In February 2023 — I had written an article on the stock that month — TSMC was trading at 14x earnings, which represented a considerable discount to its peers. However, today the stock trades at 33.1x earnings and 21.7x forward earnings. So, what’s changed?
There are several things to unpack within this evolving valuation. Firstly, it’s worth noting that earnings were actually stronger in 2022 than 2023. This is because 2022 represented the height of the chip shortage, and TSMC was able to cash in.
However, it’s equally the case that the company’s prospects have improved, and the growth forecasts with it, as a result of the revolution in artificial intelligence (AI). Basic normalized earnings per share (EPS) came in at $6.25 in 2022 and $5.36 in 2023, and this is expected to surge throughout the medium term, hitting $6.36 in 2024, $7.97 in 2025, and $9.34 in 2026.

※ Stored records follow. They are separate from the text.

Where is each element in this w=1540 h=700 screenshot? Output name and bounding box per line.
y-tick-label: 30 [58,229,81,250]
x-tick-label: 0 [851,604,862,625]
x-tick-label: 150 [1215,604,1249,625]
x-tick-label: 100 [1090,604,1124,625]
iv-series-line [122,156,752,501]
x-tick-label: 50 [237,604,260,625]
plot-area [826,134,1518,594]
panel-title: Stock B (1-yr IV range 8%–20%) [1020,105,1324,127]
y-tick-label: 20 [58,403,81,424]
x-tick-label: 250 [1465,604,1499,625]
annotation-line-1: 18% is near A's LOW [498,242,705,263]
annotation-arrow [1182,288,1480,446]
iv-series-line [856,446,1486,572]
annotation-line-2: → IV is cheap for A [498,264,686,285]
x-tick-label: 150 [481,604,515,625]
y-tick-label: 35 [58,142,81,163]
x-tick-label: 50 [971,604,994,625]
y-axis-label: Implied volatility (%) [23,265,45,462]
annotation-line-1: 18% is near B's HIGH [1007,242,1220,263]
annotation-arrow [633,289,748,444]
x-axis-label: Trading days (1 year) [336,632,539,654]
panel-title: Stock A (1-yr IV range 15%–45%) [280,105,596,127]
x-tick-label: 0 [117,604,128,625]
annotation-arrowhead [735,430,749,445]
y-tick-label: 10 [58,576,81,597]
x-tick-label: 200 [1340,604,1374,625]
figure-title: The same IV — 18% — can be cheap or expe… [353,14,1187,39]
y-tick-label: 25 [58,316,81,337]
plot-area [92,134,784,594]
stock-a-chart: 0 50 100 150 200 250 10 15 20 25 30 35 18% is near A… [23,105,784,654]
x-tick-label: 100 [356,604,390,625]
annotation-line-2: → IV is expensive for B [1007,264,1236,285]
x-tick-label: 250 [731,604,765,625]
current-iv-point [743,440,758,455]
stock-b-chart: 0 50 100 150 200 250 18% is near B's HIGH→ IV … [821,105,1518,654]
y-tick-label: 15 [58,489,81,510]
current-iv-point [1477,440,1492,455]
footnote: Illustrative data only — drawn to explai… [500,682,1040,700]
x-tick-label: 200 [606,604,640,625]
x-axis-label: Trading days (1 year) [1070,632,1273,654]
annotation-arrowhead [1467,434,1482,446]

This resurgence is already visible. The Taiwanese firm delivered market share gains and record results in Q1. Analysts are expecting earnings to grow by 23.8% annually over the medium term, and in turn, that leads us to a forward price-to-earnings-to-growth (PEG) ratio of 1.15. That’s very attractive and represents a 42.9% discount to the sector.
However, TSMC’s discount is reflective of the geopolitical concerns facing the company and investors. The Chinese government has consistently reiterated its desire to bring the island of Taiwan under its control and continues to violate the nation’s sovereignty with regular incursions into Taiwanese airspace.
I believe it’s worthwhile noting that even the best geopolitical consultancies accept they’re often wrong. However, the trajectory of Chinese claims over Taiwan will inevitably impact the business and its share price.
Is TSMC Stock a Buy, According to Analysts?
On TipRanks, TSMC comes in as a Strong Buy based on nine Buys, zero Holds, and zero Sell ratings assigned by analysts in the past three months. The average TSMC stock price target is $178.13, implying a 2.49% upside potential.
The Bottom Line on TSMC Stock
I’m fairly bullish when it comes to TSMC stock but I appreciate that sentiment is fickle, even with a mega-cap stock like this. The stock has surged on the back of the AI revolution and anticipated demand for its latest, and higher margin, semiconductors and advanced microprocessors. However, sentiment can change in a flash, especially on geopolitical events. As Warren Buffett said, it’s an amazing business, but geography presents several challenges.